The Great Plains ( North Dakota, Minnesota, Nebraska) gets the most frequent blizzards. The Northeast ( New York, Massachusetts) gets the heaviest snowfall totals. Buffalo gets extreme lake-effect events.

Are blizzards getting worse due to climate change?

Overall snow days are declining, but extreme snowstorms in the Northeast are intensifying. Warmer oceans put more moisture in the air, which can produce heavier snowfall when storms are cold enough. Polar vortex disruptions may be pushing Arctic blasts farther south, hitting regions without cold-weather infrastructure. Lake-effect snow is increasing as Great Lakes ice cover declines.

How many people die in blizzards each year in the US?
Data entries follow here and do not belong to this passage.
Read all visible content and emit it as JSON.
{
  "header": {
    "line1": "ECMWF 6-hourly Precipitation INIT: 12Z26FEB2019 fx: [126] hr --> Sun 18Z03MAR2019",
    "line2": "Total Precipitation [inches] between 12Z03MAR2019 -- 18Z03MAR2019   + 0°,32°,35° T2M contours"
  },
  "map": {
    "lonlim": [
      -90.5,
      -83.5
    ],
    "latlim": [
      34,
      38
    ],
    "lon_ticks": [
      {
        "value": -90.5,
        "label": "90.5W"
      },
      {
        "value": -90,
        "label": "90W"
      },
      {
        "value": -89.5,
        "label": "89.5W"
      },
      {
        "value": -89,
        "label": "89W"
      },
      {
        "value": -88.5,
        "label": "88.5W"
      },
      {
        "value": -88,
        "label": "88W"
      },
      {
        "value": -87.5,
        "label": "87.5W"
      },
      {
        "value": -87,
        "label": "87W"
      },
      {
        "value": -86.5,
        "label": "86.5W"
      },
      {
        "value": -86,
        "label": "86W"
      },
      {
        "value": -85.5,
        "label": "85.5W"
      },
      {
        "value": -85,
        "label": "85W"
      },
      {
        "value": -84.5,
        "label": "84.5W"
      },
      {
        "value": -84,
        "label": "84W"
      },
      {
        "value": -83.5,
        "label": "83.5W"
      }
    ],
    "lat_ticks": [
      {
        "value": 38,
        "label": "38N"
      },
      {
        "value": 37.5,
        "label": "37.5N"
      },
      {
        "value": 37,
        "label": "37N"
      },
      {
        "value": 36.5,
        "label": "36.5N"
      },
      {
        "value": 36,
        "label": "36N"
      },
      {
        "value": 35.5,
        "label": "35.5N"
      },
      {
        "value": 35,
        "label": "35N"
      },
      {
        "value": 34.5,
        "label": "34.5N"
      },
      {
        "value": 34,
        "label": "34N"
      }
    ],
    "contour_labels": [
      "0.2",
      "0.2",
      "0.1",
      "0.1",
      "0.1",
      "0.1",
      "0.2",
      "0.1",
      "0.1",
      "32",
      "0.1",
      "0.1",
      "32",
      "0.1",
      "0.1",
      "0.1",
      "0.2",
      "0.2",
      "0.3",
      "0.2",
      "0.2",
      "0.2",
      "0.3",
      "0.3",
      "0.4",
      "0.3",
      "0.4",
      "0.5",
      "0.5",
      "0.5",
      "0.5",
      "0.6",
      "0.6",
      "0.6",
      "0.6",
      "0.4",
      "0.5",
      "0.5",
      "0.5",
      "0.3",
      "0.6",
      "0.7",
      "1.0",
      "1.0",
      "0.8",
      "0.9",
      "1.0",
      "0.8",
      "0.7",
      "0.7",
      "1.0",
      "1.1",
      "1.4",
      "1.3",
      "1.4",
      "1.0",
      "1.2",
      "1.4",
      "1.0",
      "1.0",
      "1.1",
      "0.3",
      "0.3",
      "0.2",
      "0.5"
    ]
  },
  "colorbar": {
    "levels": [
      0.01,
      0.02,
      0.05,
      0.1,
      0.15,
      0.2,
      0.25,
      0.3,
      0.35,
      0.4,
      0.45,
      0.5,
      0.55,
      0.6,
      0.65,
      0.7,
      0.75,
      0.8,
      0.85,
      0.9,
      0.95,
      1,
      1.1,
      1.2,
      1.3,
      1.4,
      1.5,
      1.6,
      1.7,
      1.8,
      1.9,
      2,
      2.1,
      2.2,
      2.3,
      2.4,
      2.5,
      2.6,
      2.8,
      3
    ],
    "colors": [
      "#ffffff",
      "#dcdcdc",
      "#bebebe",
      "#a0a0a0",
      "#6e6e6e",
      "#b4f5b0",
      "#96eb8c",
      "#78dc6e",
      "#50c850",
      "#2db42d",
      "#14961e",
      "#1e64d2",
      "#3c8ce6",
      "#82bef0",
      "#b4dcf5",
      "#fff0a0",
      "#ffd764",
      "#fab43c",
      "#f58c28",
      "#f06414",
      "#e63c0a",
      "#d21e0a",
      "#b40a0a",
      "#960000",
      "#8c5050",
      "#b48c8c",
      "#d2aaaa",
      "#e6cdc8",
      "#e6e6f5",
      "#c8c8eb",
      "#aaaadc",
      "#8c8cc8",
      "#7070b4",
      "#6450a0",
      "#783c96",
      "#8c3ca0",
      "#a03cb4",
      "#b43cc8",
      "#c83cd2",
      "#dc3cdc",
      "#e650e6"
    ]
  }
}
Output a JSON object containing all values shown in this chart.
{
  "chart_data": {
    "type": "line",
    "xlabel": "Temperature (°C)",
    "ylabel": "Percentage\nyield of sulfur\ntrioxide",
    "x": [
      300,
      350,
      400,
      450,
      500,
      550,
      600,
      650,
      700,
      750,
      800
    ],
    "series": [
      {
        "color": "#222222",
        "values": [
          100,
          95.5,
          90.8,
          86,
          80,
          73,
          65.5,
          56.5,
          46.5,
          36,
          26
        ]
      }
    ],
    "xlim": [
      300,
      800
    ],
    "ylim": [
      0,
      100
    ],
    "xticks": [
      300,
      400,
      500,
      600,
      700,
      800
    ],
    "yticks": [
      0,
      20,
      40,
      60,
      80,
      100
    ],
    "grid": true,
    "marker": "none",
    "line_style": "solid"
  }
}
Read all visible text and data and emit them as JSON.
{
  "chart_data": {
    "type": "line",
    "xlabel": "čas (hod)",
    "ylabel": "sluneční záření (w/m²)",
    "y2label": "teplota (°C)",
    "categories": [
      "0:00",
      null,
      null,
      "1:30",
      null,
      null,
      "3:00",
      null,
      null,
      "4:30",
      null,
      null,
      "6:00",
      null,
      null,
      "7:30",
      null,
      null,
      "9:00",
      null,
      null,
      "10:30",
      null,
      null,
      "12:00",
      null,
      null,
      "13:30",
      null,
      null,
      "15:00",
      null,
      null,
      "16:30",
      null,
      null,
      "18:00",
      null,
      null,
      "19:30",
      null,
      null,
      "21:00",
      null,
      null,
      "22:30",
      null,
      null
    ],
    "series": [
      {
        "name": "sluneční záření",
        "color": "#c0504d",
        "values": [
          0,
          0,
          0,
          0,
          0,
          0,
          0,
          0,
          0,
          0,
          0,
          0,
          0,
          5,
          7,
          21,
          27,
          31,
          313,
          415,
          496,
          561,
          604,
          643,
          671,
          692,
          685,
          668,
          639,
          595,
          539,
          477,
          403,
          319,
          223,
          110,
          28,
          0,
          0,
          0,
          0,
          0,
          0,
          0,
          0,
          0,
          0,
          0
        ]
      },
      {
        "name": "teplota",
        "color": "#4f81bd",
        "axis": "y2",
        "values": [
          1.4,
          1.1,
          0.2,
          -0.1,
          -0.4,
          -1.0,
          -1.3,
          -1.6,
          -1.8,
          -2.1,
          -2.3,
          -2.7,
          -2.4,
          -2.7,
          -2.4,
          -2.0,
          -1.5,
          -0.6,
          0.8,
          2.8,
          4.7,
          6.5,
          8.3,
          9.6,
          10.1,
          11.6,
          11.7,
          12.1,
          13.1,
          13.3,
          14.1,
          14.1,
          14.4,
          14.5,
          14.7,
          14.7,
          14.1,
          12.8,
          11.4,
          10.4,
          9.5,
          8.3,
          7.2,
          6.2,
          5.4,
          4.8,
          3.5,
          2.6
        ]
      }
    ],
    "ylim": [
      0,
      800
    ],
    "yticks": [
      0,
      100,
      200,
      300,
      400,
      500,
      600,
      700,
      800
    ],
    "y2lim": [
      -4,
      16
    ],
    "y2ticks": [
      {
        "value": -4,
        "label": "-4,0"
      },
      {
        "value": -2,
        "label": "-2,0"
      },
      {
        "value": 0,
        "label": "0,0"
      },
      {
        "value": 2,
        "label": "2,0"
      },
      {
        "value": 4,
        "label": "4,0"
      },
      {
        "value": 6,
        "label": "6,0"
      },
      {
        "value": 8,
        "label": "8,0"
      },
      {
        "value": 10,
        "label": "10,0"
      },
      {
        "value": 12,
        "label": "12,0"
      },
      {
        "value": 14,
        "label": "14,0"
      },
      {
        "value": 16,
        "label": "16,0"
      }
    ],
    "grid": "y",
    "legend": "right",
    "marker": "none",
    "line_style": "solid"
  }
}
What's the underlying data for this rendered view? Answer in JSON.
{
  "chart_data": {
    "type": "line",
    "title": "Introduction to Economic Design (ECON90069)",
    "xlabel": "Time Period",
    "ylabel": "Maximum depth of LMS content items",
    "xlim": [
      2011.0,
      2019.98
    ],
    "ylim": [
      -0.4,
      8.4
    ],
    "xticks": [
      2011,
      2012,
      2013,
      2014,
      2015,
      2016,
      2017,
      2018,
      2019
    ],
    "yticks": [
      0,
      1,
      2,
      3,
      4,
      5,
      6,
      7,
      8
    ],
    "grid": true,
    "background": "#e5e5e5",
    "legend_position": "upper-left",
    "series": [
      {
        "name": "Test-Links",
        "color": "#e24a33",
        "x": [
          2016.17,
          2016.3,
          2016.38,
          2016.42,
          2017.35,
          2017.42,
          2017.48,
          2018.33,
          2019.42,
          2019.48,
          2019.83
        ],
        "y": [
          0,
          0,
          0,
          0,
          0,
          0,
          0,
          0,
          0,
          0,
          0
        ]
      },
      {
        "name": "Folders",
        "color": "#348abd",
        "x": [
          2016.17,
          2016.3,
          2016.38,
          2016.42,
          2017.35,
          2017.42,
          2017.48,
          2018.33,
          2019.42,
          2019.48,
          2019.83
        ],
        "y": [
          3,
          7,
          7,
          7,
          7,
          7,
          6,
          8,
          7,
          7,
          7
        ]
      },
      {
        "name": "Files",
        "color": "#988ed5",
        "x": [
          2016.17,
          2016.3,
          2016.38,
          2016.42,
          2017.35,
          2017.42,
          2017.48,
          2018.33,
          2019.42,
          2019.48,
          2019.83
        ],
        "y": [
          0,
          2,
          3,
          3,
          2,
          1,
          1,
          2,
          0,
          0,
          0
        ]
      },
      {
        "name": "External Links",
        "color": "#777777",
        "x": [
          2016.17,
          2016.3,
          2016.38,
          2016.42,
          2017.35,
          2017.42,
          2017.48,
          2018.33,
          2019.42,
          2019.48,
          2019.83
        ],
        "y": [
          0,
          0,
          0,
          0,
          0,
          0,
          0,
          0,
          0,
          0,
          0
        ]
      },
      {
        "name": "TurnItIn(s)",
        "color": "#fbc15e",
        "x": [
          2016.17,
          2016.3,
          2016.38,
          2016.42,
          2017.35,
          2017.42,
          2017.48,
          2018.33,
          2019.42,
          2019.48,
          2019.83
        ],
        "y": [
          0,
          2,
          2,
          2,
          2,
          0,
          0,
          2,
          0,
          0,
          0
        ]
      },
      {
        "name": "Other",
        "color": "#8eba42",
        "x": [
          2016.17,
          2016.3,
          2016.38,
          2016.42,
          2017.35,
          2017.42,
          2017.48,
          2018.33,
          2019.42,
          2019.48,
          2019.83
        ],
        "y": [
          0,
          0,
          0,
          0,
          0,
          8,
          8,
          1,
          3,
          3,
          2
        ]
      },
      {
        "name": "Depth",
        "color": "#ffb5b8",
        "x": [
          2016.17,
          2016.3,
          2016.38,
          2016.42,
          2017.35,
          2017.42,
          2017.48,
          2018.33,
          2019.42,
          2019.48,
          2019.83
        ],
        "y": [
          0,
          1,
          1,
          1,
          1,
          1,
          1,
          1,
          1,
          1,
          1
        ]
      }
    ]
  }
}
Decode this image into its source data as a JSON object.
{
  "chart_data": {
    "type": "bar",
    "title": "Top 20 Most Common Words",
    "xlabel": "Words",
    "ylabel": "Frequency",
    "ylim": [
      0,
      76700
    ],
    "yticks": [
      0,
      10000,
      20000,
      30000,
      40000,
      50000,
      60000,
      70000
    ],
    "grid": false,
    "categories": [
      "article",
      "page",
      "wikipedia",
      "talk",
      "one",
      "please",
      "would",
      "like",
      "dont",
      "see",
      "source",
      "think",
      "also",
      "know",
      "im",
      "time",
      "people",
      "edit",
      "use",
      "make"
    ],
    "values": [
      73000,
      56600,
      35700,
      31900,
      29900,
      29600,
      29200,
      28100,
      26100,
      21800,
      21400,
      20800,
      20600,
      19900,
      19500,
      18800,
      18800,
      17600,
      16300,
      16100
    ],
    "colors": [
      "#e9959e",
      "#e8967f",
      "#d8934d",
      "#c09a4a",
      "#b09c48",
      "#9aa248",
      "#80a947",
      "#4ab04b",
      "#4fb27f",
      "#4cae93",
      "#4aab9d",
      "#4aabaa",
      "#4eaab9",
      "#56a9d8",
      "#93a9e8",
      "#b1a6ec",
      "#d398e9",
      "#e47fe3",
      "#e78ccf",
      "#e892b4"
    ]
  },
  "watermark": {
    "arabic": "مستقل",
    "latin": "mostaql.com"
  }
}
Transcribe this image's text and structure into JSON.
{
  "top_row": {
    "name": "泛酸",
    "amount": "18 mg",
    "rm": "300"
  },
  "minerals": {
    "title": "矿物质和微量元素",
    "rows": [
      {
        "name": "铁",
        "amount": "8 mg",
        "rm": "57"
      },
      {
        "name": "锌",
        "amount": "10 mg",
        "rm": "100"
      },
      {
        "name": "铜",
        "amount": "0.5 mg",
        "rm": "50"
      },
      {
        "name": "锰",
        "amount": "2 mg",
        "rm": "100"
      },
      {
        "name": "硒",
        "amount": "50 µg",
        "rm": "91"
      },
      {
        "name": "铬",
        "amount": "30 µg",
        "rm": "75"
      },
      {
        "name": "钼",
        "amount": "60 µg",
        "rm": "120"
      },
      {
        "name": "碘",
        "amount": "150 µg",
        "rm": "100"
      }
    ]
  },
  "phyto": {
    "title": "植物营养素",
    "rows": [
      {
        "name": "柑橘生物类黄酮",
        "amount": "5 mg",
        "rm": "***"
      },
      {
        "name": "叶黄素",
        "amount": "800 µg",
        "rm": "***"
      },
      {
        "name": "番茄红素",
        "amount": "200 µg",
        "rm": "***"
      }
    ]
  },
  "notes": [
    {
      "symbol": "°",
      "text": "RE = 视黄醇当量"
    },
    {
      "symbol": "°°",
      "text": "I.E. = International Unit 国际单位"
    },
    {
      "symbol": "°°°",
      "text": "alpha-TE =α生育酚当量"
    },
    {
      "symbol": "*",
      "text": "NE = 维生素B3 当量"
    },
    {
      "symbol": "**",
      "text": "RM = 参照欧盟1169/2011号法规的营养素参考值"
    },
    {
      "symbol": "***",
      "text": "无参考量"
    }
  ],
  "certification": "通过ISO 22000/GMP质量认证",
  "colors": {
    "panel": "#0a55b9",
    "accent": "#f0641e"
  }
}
NWS data shows winter storms directly kill 35–40 Americans annually on average. But indirect deaths — carbon monoxide poisoning from generators, heart attacks from shoveling, hypothermia during power outages — push the real toll much higher. Winter Storm Uri alone killed 246–700 in 2021.


Data Sources & Methodology

Death tolls from NOAA NCEI storm events database and NWS historical records. Snowfall data from NOAA GHCN-D weather stations. Winter Storm Uri death toll from NOAA CDC and Disaster Medicine and Public Health Preparedness excess mortality analysis. 1888 Great Blizzard data from Britannica and NWS Heritage. Lake ice and snow trend data from EPA Climate Indicators and NOAA GFDL.